Catanzaro. “2 milioni e 500 mila euro di beni sequestrati”. Operazione della Guardia di Finanza
Terreni, immobili e società, per un valore complessivo di oltre 2 milioni e 500 mila euro, nonché disponibilità finanziarie superiori a 3.000 euro. Questo l’ammontare del sequestro preventivo, eseguito dalla Dia e dalla Guardia di Finanza di Catanzaro coordinati dalla locale Procura della Repubblica, nei confronti di due soggetti presunti appartenenti a un’associazione di stampo mafioso. I destinatari del sequestro sono stati coinvolti nell’operazione “Orthrus”, del 2019, che ha riguardato la cosca di ‘ndrangheta attiva a Torre di Ruggiero e Chiaravalle Centrale.
Il comunicato stampa della Guardia di Finanza
In data 22 febbraio 2024, militari del Comando Provinciale della Guardia di Finanza di Catanzaro e personale del Centro Operativo D.I.A. di Catanzaro, coordinati dalla locale Procura della Repubblica, hanno dato esecuzione ad un provvedimento di sequestro in materia di misure di prevenzione di beni immobili e disponibilità finanziarie, per l’ipotizzata riconducibilità a due soggetti indiziati di appartenere ad una associazione di cui all’art. 416 bis c.p..
I destinatari del sequestro sono stati coinvolti nel p.p. c.d. “Orthrus”, che ha riguardato la cosca di ‘ndrangheta attiva a Torre di Ruggiero e Chiaravalle Centrale, nell’ambito del quale sono stati sottoposti nel 2019 a misure cautelari personali e successivamente assolti nel merito con sentenze non ancora irrevocabili.
La misura cautelare di prevenzione adottata dal Tribunale di Catanzaro, su richiesta della Procura della Repubblica di Catanzaro e della D.I.A., ha riguardato terreni, immobili e società, per un valore complessivo di oltre 2,5 milioni di euro nonché disponibilità finanziarie superiori a 3.000 euro.
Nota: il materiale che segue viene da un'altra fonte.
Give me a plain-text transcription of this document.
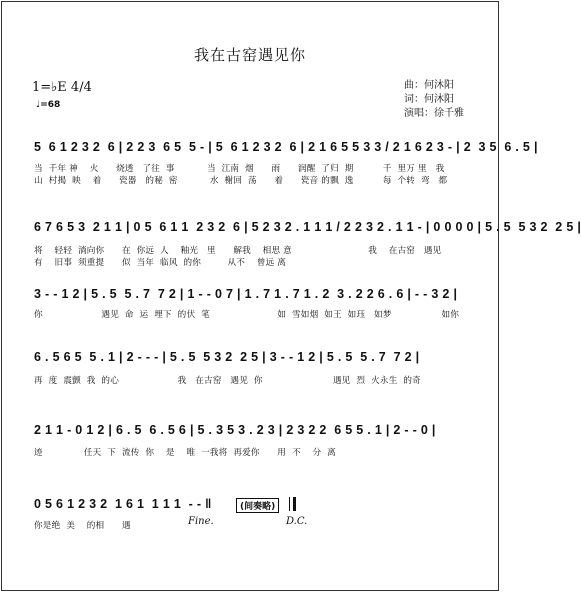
我在古窑遇见你
曲：何沐阳
词：何沐阳
演唱：徐千雅
1=♭E 4/4
♩=68
5  6 1 2 3 2  6 | 2 2 3  6 5  5 - | 5  6 1 2 3 2  6 | 2 1 6 5 5 3 3 / 2 1 6 2 3 - | 2  3 5  6 . 5 |
当  千年 神    火      烧透   了往  事           当  江南  烟      雨      润醒  了归  期          千  里万 里   我
山  村揭  映    着      瓷器   的秘  密           水  榭回  荡      着      瓷音 的飘  逸          每  个转  弯   都
6 7 6 5 3  2 1 1 | 0 5  6 1 1  2 3 2  6 | 5 2 3 2 . 1 1 1 / 2 2 3 2 . 1 1 - | 0 0 0 0 | 5 . 5  5 3 2  2 5 |
将    轻轻  淌向你      在  你远  人    釉光   里      解我    相思 意                          我    在古窑   遇见
有    旧事  须重提      似  当年  临风  的你         从不    曾远 离
3 - - 1 2 | 5 . 5  5 . 7  7 2 | 1 - - 0 7 | 1 . 7 1 . 7 1 . 2  3 . 2 2 6 . 6 | - - 3 2 |
你                    遇见  命  运  埋下  的伏  笔                       如  雪如烟  如王  如珏   如梦                 如你
6 . 5 6 5  5 . 1 | 2 - - - | 5 . 5  5 3 2  2 5 | 3 - - 1 2 | 5 . 5  5 . 7  7 2 |
再  度  震颤  我  的心                    我   在古窑   遇见  你                        遇见  烈  火永生  的奇
2 1 1 - 0 1 2 | 6 . 5  6 . 5 6 | 5 . 3 5 3 . 2 3 | 2 3 2 2  6 5 5 . 1 | 2 - - 0 |
迹              任天  下  流传  你    是    唯  一我将  再爱你      用  不    分  离
0 5 6 1 2 3 2  1 6 1  1 1 1  - - ‖
你是绝  美    的相      遇	Fine.
(间奏略)
D.C.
Si tratta di un provvedimento di natura cautelare, adottato ex art. 20 d.lgs. 159/2011, dal Tribunale di Catanzaro – Seconda Sezione Penale – Ufficio Misure di Prevenzione nell’ambito del procedimento di prevenzione, sulla base delle articolate indagini patrimoniali svolte dal Nucleo di Polizia Economico Finanziaria/Gruppo Investigazione Criminalità Organizzata della Guardia di Finanza e dal Centro Operativo D.I.A. di Catanzaro, volte a verificare la effettiva disponibilità, la provenienza dei beni e la sproporzione del relativo valore rispetto ai redditi dichiarati e alla attività lavorativa.
Il procedimento di prevenzione, volto alla verifica della sussistenza dei presupposti per la confisca dei beni, è ancora in corso.